‘The Weight of “Real”’ by Hannah Korichi, age 15, Year 10, Brampton Manor Academy

“Are you for real?”

It’s the kind of thing your friends say when you tell them you’re not going to the party everyone’s talking about, right? But what does it actually mean? What does it mean to be real? Does it mean speaking complete sense, or is it simply a matter of how we feel?

How does a question that sits quietly at the back of your mind suddenly rise to the front, as if it was waiting there all along?

We’re all real. I’m real. You’re real. Right?….

Maybe the real question isn’t whether we’re real at all. Perhaps it’s whether anyone truly understands what being “real” means.

These are the kinds of questions that appear when the lights go out.

You lie in bed, staring at the ceiling, and suddenly your mind decides that sleep can wait. One question becomes two. Two become ten. Before long, you’re tracing thoughts you didn’t even know you had.

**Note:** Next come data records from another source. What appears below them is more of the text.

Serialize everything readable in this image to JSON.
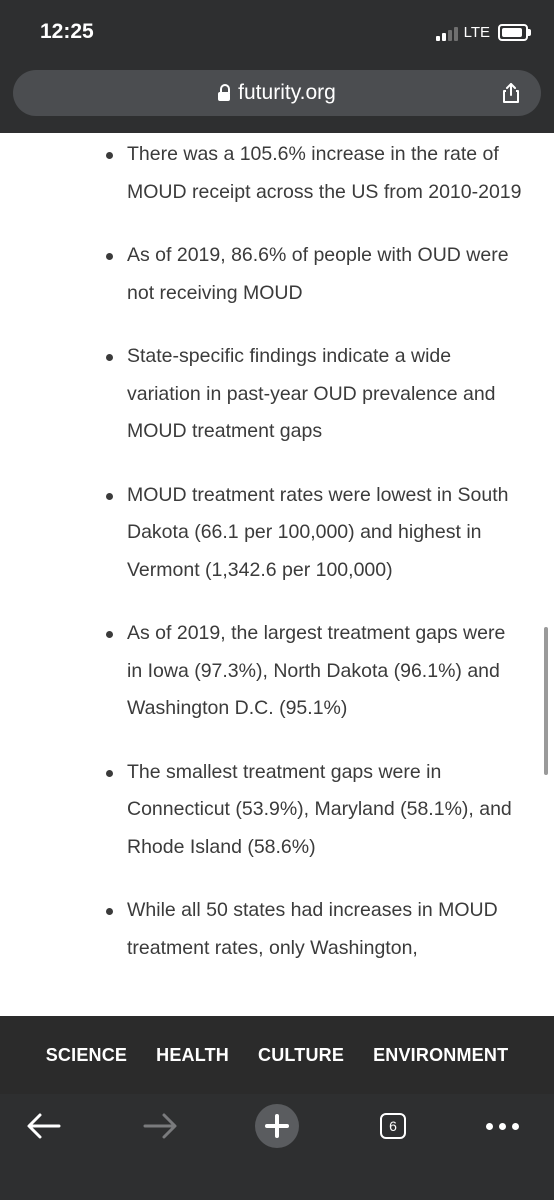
{
  "status_bar": {
    "time": "12:25",
    "network": "LTE"
  },
  "browser": {
    "url": "futurity.org",
    "tabs_count": "6"
  },
  "article": {
    "bullets": [
      "There was a 105.6% increase in the rate of MOUD receipt across the US from 2010-2019",
      "As of 2019, 86.6% of people with OUD were not receiving MOUD",
      "State-specific findings indicate a wide variation in past-year OUD prevalence and MOUD treatment gaps",
      "MOUD treatment rates were lowest in South Dakota (66.1 per 100,000) and highest in Vermont (1,342.6 per 100,000)",
      "As of 2019, the largest treatment gaps were in Iowa (97.3%), North Dakota (96.1%) and Washington D.C. (95.1%)",
      "The smallest treatment gaps were in Connecticut (53.9%), Maryland (58.1%), and Rhode Island (58.6%)",
      "While all 50 states had increases in MOUD treatment rates, only Washington,"
    ]
  },
  "category_nav": [
    "SCIENCE",
    "HEALTH",
    "CULTURE",
    "ENVIRONMENT"
  ],
  "colors": {
    "chrome": "#2e2f30",
    "urlbar": "#4b4d50",
    "nav": "#2b2b2b",
    "text": "#3b3b3b"
  }
}
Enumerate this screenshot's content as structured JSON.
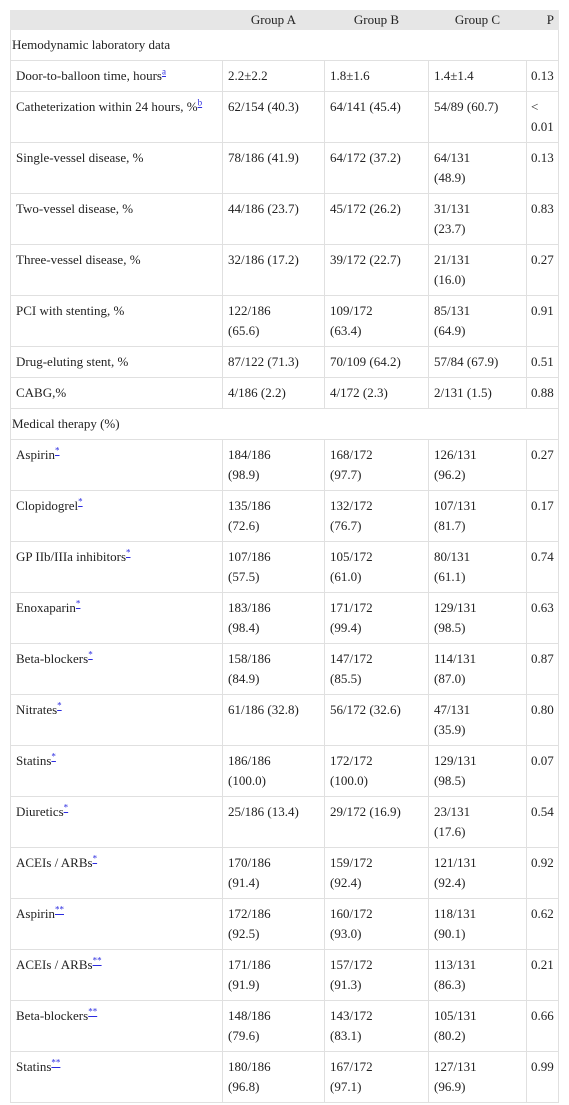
{
  "table": {
    "header": [
      "Group A",
      "Group B",
      "Group C",
      "P"
    ],
    "sections": [
      {
        "title": "Hemodynamic laboratory data",
        "rows": [
          {
            "label": "Door-to-balloon time, hours",
            "note": "a",
            "cells": [
              "2.2±2.2",
              "1.8±1.6",
              "1.4±1.4",
              "0.13"
            ]
          },
          {
            "label": "Catheterization within 24 hours, %",
            "note": "b",
            "cells": [
              "62/154 (40.3)",
              "64/141 (45.4)",
              "54/89 (60.7)",
              "< 0.01"
            ]
          },
          {
            "label": "Single-vessel disease, %",
            "cells": [
              "78/186 (41.9)",
              "64/172 (37.2)",
              "64/131 (48.9)",
              "0.13"
            ]
          },
          {
            "label": "Two-vessel disease, %",
            "cells": [
              "44/186 (23.7)",
              "45/172 (26.2)",
              "31/131 (23.7)",
              "0.83"
            ]
          },
          {
            "label": "Three-vessel disease, %",
            "cells": [
              "32/186 (17.2)",
              "39/172 (22.7)",
              "21/131 (16.0)",
              "0.27"
            ]
          },
          {
            "label": "PCI with stenting, %",
            "cells": [
              "122/186 (65.6)",
              "109/172 (63.4)",
              "85/131 (64.9)",
              "0.91"
            ]
          },
          {
            "label": "Drug-eluting stent, %",
            "cells": [
              "87/122 (71.3)",
              "70/109 (64.2)",
              "57/84 (67.9)",
              "0.51"
            ]
          },
          {
            "label": "CABG,%",
            "cells": [
              "4/186 (2.2)",
              "4/172 (2.3)",
              "2/131 (1.5)",
              "0.88"
            ]
          }
        ]
      },
      {
        "title": "Medical therapy (%)",
        "rows": [
          {
            "label": "Aspirin",
            "note": "*",
            "cells": [
              "184/186 (98.9)",
              "168/172 (97.7)",
              "126/131 (96.2)",
              "0.27"
            ]
          },
          {
            "label": "Clopidogrel",
            "note": "*",
            "cells": [
              "135/186 (72.6)",
              "132/172 (76.7)",
              "107/131 (81.7)",
              "0.17"
            ]
          },
          {
            "label": "GP IIb/IIIa inhibitors",
            "note": "*",
            "cells": [
              "107/186 (57.5)",
              "105/172 (61.0)",
              "80/131 (61.1)",
              "0.74"
            ]
          },
          {
            "label": "Enoxaparin",
            "note": "*",
            "cells": [
              "183/186 (98.4)",
              "171/172 (99.4)",
              "129/131 (98.5)",
              "0.63"
            ]
          },
          {
            "label": "Beta-blockers",
            "note": "*",
            "cells": [
              "158/186 (84.9)",
              "147/172 (85.5)",
              "114/131 (87.0)",
              "0.87"
            ]
          },
          {
            "label": "Nitrates",
            "note": "*",
            "cells": [
              "61/186 (32.8)",
              "56/172 (32.6)",
              "47/131 (35.9)",
              "0.80"
            ]
          },
          {
            "label": "Statins",
            "note": "*",
            "cells": [
              "186/186 (100.0)",
              "172/172 (100.0)",
              "129/131 (98.5)",
              "0.07"
            ]
          },
          {
            "label": "Diuretics",
            "note": "*",
            "cells": [
              "25/186 (13.4)",
              "29/172 (16.9)",
              "23/131 (17.6)",
              "0.54"
            ]
          },
          {
            "label": "ACEIs / ARBs",
            "note": "*",
            "cells": [
              "170/186 (91.4)",
              "159/172 (92.4)",
              "121/131 (92.4)",
              "0.92"
            ]
          },
          {
            "label": "Aspirin",
            "note": "**",
            "cells": [
              "172/186 (92.5)",
              "160/172 (93.0)",
              "118/131 (90.1)",
              "0.62"
            ]
          },
          {
            "label": "ACEIs / ARBs",
            "note": "**",
            "cells": [
              "171/186 (91.9)",
              "157/172 (91.3)",
              "113/131 (86.3)",
              "0.21"
            ]
          },
          {
            "label": "Beta-blockers",
            "note": "**",
            "cells": [
              "148/186 (79.6)",
              "143/172 (83.1)",
              "105/131 (80.2)",
              "0.66"
            ]
          },
          {
            "label": "Statins",
            "note": "**",
            "cells": [
              "180/186 (96.8)",
              "167/172 (97.1)",
              "127/131 (96.9)",
              "0.99"
            ]
          }
        ]
      }
    ]
  }
}
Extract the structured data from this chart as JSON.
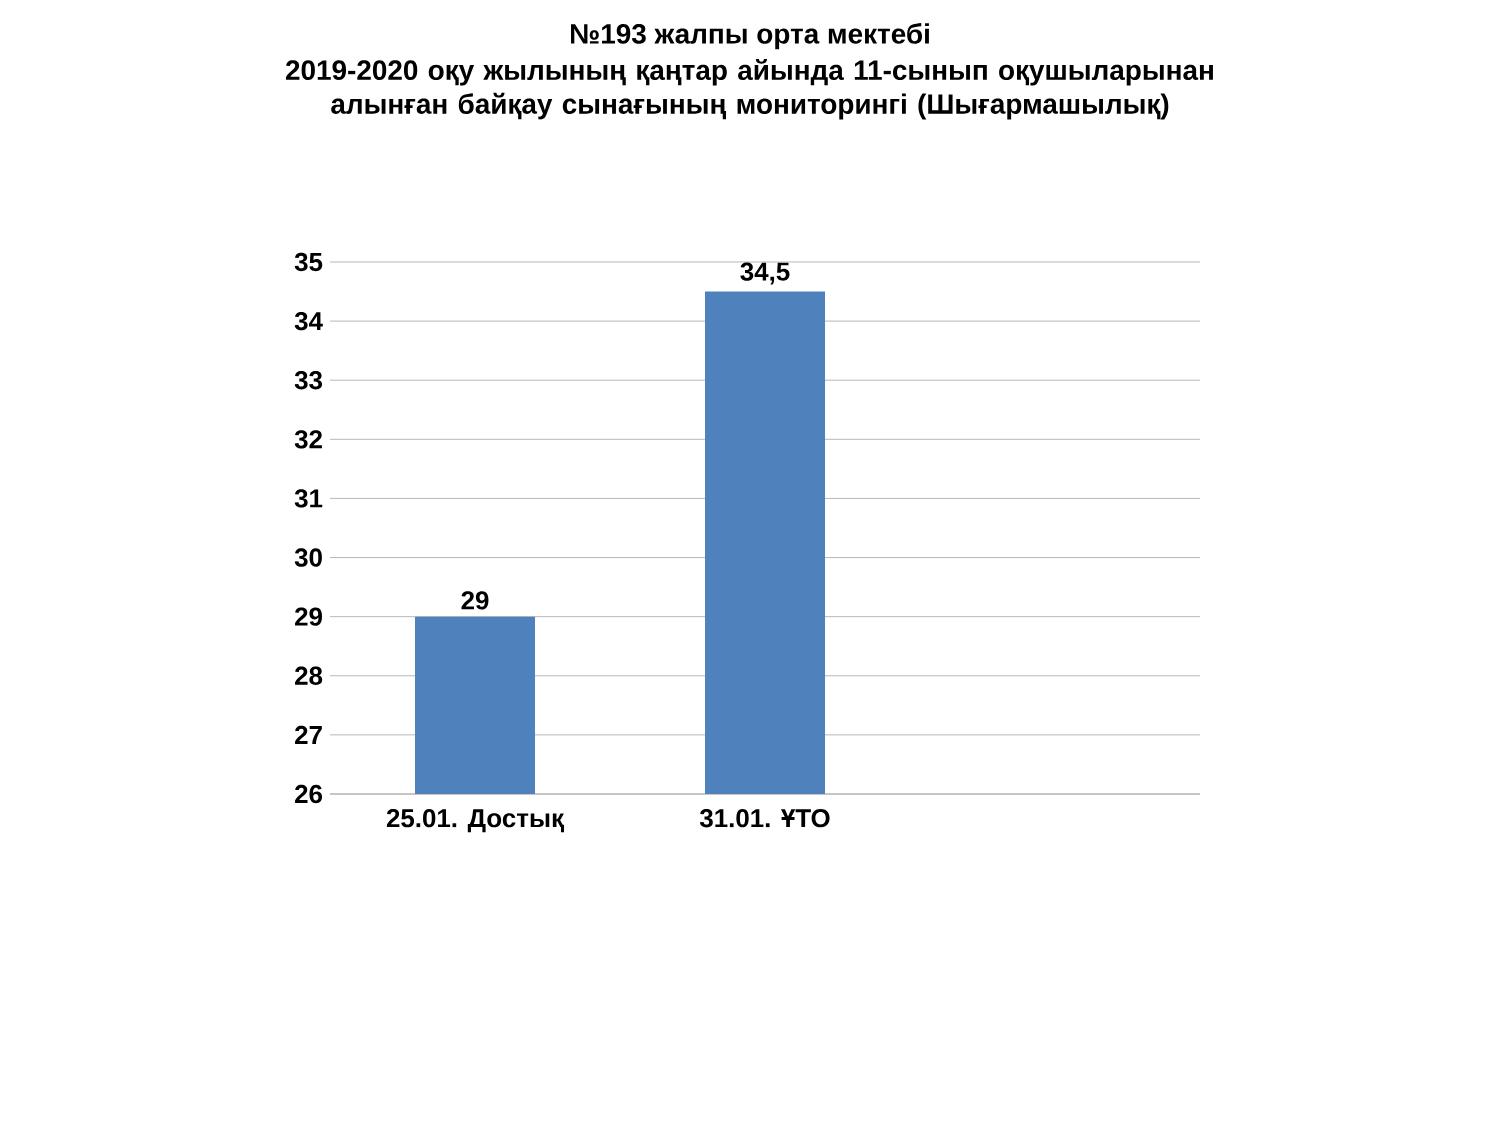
{
  "chart_data": {
    "type": "bar",
    "title": "№193  жалпы  орта  мектебі",
    "subtitle": "2019-2020  оқу жылының қаңтар айында 11-сынып оқушыларынан алынған байқау сынағының мониторингі (Шығармашылық)",
    "categories": [
      "25.01. Достық",
      "31.01. ҰТО",
      null
    ],
    "values": [
      29,
      34.5,
      null
    ],
    "value_labels": [
      "29",
      "34,5",
      null
    ],
    "color": "#4f81bd",
    "ylim": [
      26,
      35
    ],
    "yticks": [
      26,
      27,
      28,
      29,
      30,
      31,
      32,
      33,
      34,
      35
    ],
    "grid": "y"
  }
}
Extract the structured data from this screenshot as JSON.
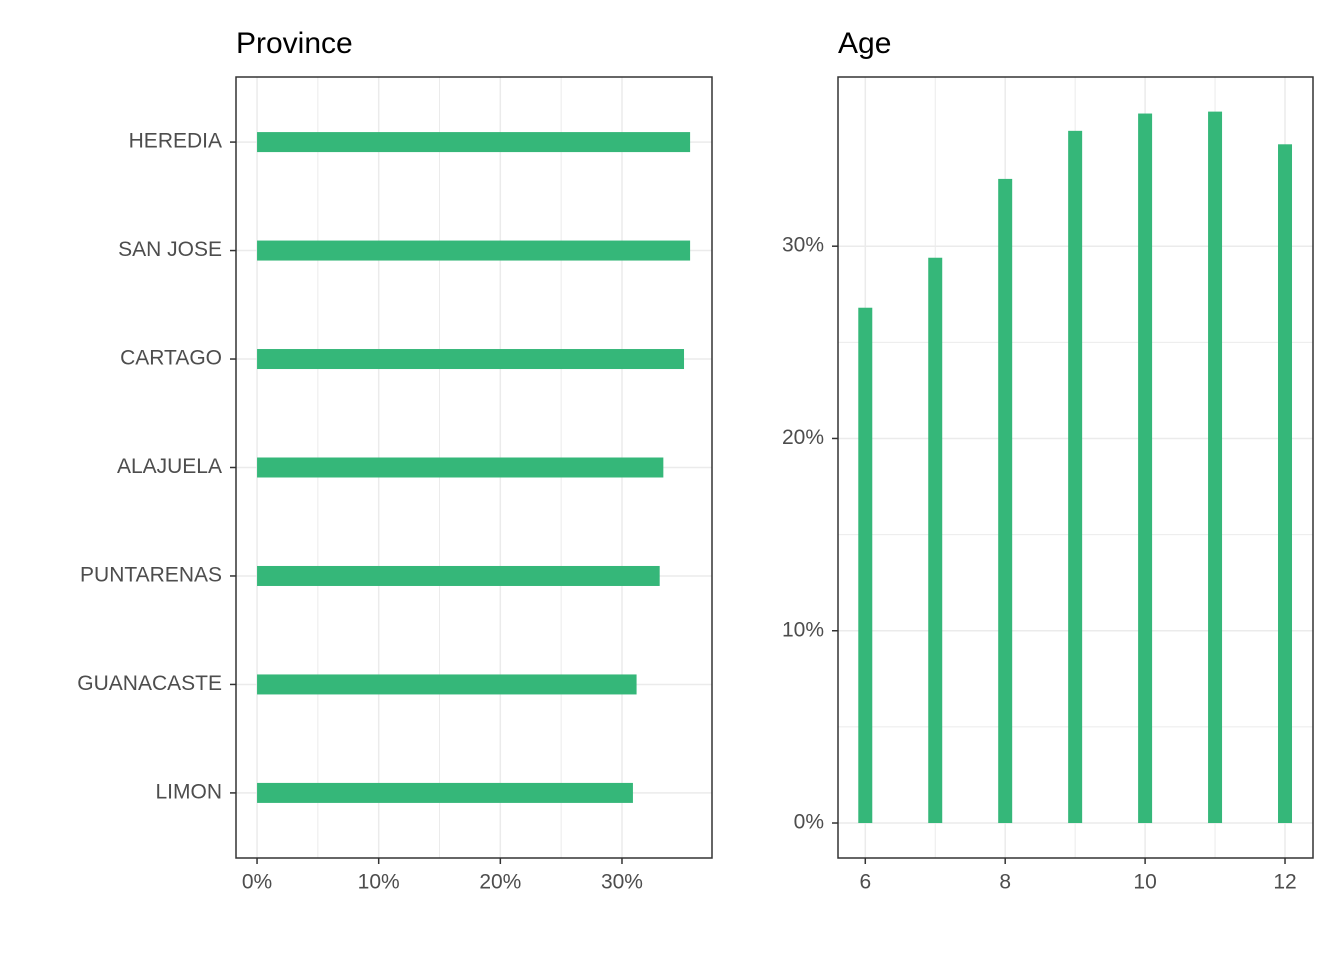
{
  "chart_data": [
    {
      "type": "bar",
      "orientation": "horizontal",
      "title": "Province",
      "categories": [
        "HEREDIA",
        "SAN JOSE",
        "CARTAGO",
        "ALAJUELA",
        "PUNTARENAS",
        "GUANACASTE",
        "LIMON"
      ],
      "values": [
        35.6,
        35.6,
        35.1,
        33.4,
        33.1,
        31.2,
        30.9
      ],
      "color": "#35b779",
      "xlim": [
        -1.73,
        37.4
      ],
      "xticks": [
        {
          "value": 0,
          "label": "0%"
        },
        {
          "value": 10,
          "label": "10%"
        },
        {
          "value": 20,
          "label": "20%"
        },
        {
          "value": 30,
          "label": "30%"
        }
      ],
      "grid": true
    },
    {
      "type": "bar",
      "orientation": "vertical",
      "title": "Age",
      "x": [
        6,
        7,
        8,
        9,
        10,
        11,
        12
      ],
      "values": [
        26.8,
        29.4,
        33.5,
        36.0,
        36.9,
        37.0,
        35.3
      ],
      "color": "#35b779",
      "xlim": [
        5.61,
        12.4
      ],
      "xticks": [
        6,
        8,
        10,
        12
      ],
      "ylim": [
        -1.82,
        38.8
      ],
      "yticks": [
        {
          "value": 0,
          "label": "0%"
        },
        {
          "value": 10,
          "label": "10%"
        },
        {
          "value": 20,
          "label": "20%"
        },
        {
          "value": 30,
          "label": "30%"
        }
      ],
      "grid": true
    }
  ]
}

That’s normal, your ordinary brain stimulating ordinary thoughts, thoughts that philosophers can’t answer, yet your own peace and dignity will find an answer to.

But somewhere, thousands of miles away, someone years younger or older is lying awake with thoughts not so different from your own.

Yet the questions they ask may be entirely different.

Instead of wondering about the meaning of life or whether they made the right choice, they might be asking, “Where should I hide tomorrow?” Or perhaps, “What can I feed my little brother when we wake up?

One lies awake wondering what tomorrow will bring; another wonders whether tomorrow will come.

One stares at the ceiling lost in possibility; another listens to the darkness for danger.

One dreams of the future; the other is just trying to survive the night.

The same night stretches above them both. The same stars hang overhead. Yet the distance between their lives is measured by far more than miles.

And when morning comes, one complains about having to get out of bed.

The other is simply grateful that they can.

Perhaps the most heartbreaking thing is that neither of them asked for the life they were given.

They were simply born into different stories.

And that just brings us back to the question , “Are You Real?”

Yes.

The teenager scrolling through TikTok at 2 a.m , reposting videos after a day that felt heavier than anyone else realised, IS REAL.

The 6 year old who has become more parent than child, carrying her two-year-old brother on her hip and responsibilities far too large for her small shoulders, IS REAL.

Their fears are REAL. Their hopes are REAL. Their pain is REAL. Yet we move through our lives as if reality is measured only by what we see, by what appears on our screens, by what affects us.

Maybe being real was never about proving that we exist.

Maybe it’s about recognising that every person we pass is living a reality as vivid, complex, and important as our own.